What are the high intensity support training skills descriptors?
The high-intensity support skills descriptors (skills descriptors) are supplementary guidance for NDIS providers and workers supporting participants with high-intensity daily personal activities (HIDPA). They describe the skills and knowledge NDIS providers should ensure their workers have while supporting participants who rely on HIDPAs. These supports present some of the highest risks for participants. Many of these high-intensity support trainings are intensely personal and require workers to communicate and work very closely with the participant to understand when and how to deliver support safely to meet the participants’ preferences and daily routines.
Which supports do the skills descriptors apply to?
High-intensity skills descriptors apply to providers required to be audited against the NDIS Practice Standards, Supplementary Module 1: High Intensity Daily Personal Activities (HIDPA), relevant to the intensity supports they provide.
The skills descriptors further explain the skills and knowledge expected when support is delivered by a competent worker who is not a qualified health or allied health practitioner. NDIS providers registered for these should ensure workers meet the expectations of the relevant skills descriptors. The relationship to the HIDPA practice standards is provided in each skill descriptor.
Other providers and workers may also use this guidance to ensure best practices when supporting people who require these supports. The support activities described in these skills descriptors are likely to form part of a participant’s integrated support network and not necessarily as a standalone support. These supports can carry significant risks to the person and their workers. NDIS providers and workers must ensure quality and safety in their support.
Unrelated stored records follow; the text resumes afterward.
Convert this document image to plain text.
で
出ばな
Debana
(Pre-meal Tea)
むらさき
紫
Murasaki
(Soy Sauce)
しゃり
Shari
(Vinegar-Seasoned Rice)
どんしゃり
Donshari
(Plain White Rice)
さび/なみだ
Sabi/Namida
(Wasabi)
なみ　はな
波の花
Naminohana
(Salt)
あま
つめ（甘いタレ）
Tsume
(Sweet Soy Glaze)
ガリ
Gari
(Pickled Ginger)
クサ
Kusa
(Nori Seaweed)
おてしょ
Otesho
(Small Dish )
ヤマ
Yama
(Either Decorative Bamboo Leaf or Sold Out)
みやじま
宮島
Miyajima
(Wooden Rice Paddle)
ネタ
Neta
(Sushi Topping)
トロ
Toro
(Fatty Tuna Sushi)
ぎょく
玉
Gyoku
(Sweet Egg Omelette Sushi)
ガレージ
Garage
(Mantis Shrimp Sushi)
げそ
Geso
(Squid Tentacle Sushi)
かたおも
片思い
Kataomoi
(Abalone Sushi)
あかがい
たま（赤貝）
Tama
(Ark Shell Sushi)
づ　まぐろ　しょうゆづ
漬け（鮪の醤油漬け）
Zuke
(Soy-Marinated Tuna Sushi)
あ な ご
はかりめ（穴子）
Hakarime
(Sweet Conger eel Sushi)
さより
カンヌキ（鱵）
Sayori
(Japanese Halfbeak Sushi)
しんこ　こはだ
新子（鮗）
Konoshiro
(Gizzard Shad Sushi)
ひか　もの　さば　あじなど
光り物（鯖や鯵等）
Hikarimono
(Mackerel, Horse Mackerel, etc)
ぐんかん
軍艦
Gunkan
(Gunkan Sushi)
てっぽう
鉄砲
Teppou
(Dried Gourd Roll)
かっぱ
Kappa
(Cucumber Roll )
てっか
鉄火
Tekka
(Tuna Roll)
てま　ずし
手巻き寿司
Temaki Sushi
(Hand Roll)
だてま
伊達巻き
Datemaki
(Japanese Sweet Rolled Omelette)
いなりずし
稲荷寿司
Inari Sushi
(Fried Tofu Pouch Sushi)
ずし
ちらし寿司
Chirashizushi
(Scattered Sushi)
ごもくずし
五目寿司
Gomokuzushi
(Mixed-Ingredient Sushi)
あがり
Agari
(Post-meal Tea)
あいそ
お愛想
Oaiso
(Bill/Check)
Who should use the skills descriptors?
• Participants, their family, and their support network can use the skills descriptors to understand the quality of support they can expect and as a reference when talking with service providers and selecting workers.
• Auditors use the skills descriptors to determine if a provider has complied with the NDIS Practice Standard requirements to provide high-intensity support for a quality audit.
• NDIS providers and workers can use the skills descriptors to understand the expectations they should meet to provide HIDPAs and to help select training courses that will deliver the relevant knowledge and skills expected to provide high-intensity support.
• Trainers should use the skills descriptors to ensure the training they offer equips workers with the skills and knowledge expected to provide these types of supports.
NDIS provider obligations:
NDIS Code of Conduct:
All NDIS support providers and workers must comply with the NDIS Code of Conduct when providing high-intensity support training or services to NDIS participants. The NDIS Code of Conduct outlines safe and ethical support and service requirements. It requires NDIS providers and workers who provide support or services to NDIS participants to, among other things:
- 1. Act with respect for the individual rights to freedom of expression, self-determination, and decision-making by applicable laws and conventions.
- 2. Provide support and services safely and competently with care and skill.
- 3. Promptly take steps to raise and act on the concerns about matters that may affect the quality and safety of the support and services provided to people with disability.
NDIS Practice Standards
Registered NDIS providers are obligated to comply with the National Disability Insurance Scheme (the Provider Registration and Practice Standards) Rules 2018 as part of their conditions of registration. The NDIS Practice Standards state the high-level, participant-focused outcomes registered NDIS providers must achieve and relate to delivering safe, quality support and services and managing risks associated with the supports provided to NDIS participants. Registered providers must also demonstrate compliance with the National Disability Insurance Scheme (Quality Indicators) Guidelines 2018. The Quality Indicators list the required NDIS Practice Standard outcomes and guide registered NDIS providers to understand and meet their NDIS Practice Standards obligations by describing the quality indicators they should demonstrate when delivering support and services to NDIS participants. The NDIS Practice Standards that are most relevant to this guidance are the high-intensity daily personal activities (Module 1).
Quality Audits
To become a registered NDIS provider and to maintain registration with the NDIS Commission, providers must meet registered provider requirements. One of the requirements is the condition to undergo an audit against the components of the different NDIS Practice Standards that are relevant to the services and supports delivered. Where a provider is providing HIDPA support, an independent Approved Quality Auditor (AQA) can use the skills descriptors, among other things, to assess whether a provider has demonstrated conformity to the NDIS Practice Standards and Quality Indicators.